There was no statistically significant difference in the rate of new infections between women assigned to the three investigational products and women using placebo. Among the 994 women who were assigned to daily use of Truvada, 61 women became infected with HIV (4.7 percent rate of new infections) compared with 60 of 1,008 women who became infected in the oral placebo group (4.6 percent rate of new infections). Of the 1,002 participants in the daily oral tenofovir group, 60 women acquired HIV. However, the rate of new HIV infections was calculated to reflect what had occurred up until Oct. 3, 2011, when study sites began informing participants that testing of oral tenofovir would end. At this time, 52 women acquired HIV (6.3 percent rate of new infections) compared with 35 of 1,008 women who became infected in the placebo arm (4.2 percent rate of new infections). Of the 1,003 women assigned to use daily tenofovir gel, 61 became infected with HIV (5.9 percent rate of new infections), and 70 infections occurred among the 1,000 women in the placebo gel group (6.8 percent rate of new infections). Women who became infected with HIV during the VOICE study were referred to local sites for appropriate medical care and treatment.
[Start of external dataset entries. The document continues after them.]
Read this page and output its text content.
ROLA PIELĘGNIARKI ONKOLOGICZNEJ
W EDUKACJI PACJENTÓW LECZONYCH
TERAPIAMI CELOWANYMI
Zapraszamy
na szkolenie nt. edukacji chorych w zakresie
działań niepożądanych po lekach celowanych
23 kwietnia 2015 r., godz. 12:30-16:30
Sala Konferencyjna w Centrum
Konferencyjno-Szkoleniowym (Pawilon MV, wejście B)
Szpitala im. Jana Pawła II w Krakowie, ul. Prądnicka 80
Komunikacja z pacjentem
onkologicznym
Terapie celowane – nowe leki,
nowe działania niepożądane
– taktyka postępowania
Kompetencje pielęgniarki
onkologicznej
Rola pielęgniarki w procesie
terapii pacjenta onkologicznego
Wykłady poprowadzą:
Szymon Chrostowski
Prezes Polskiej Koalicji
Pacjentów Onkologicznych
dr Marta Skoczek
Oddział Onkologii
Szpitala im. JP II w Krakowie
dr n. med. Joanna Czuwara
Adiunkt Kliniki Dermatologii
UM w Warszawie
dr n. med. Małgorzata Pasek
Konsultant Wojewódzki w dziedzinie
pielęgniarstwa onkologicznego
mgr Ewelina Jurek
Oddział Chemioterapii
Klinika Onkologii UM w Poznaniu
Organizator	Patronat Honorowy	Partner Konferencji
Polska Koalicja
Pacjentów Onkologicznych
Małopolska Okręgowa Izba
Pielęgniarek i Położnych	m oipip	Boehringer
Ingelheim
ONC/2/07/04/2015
During the course of the study, adherence to each of the three approaches was anticipated to be roughly 90 percent based on what study participants reported to clinic site staff and monthly counts of unused gel applicators and leftover study pills that were returned to the sites. However, in a blood sample analysis of 773 participants, including 185 participants who became HIV-infected, it became clear that adherence was low across each of the study's three investigational product groups. Drug was detected in the blood of 29 percent of the women in the Truvada group, 28 percent in the oral tenofovir group and 23 percent among those in the tenofovir gel group. When examining the data by age, young, single women were less likely to use their assigned treatment strategy. For example, among the women assigned to use oral Truvada, drug was detected in the blood of only 21 percent of young, single women compared to 54 percent of those married and over the age of 25.
"Based on our findings, it is clear that young, single women in Africa continue to be at very high risk for HIV infection and may need the greatest assistance with using prevention strategies consistently," said Dr. Marrazzo. Among VOICE study participants, the rate of new HIV infections was nearly 9 percent among unmarried women under the age of 25 compared to 0.8 percent for older married women, a statistically significant difference.
Through two ongoing behavioral studies involving VOICE participants, researchers are hoping to gain insight as to why the women did or did not use the investigational products. Results from those two studies are expected later this year.
NIAID funded the VOICE study with co-funding from the National Institute of Mental Health and the Eunice Kennedy Shriver National Institute of Child Health and Human Development, also part of the NIH. The trial was conducted by the NIH-funded Microbicide Trials Network (MTN). Gilead Sciences, Inc., of Foster City, Calif., donated the tenofovir and Truvada tablets. CONRAD of Arlington, Va., provided the tenofovir gel and applicators used to insert the product.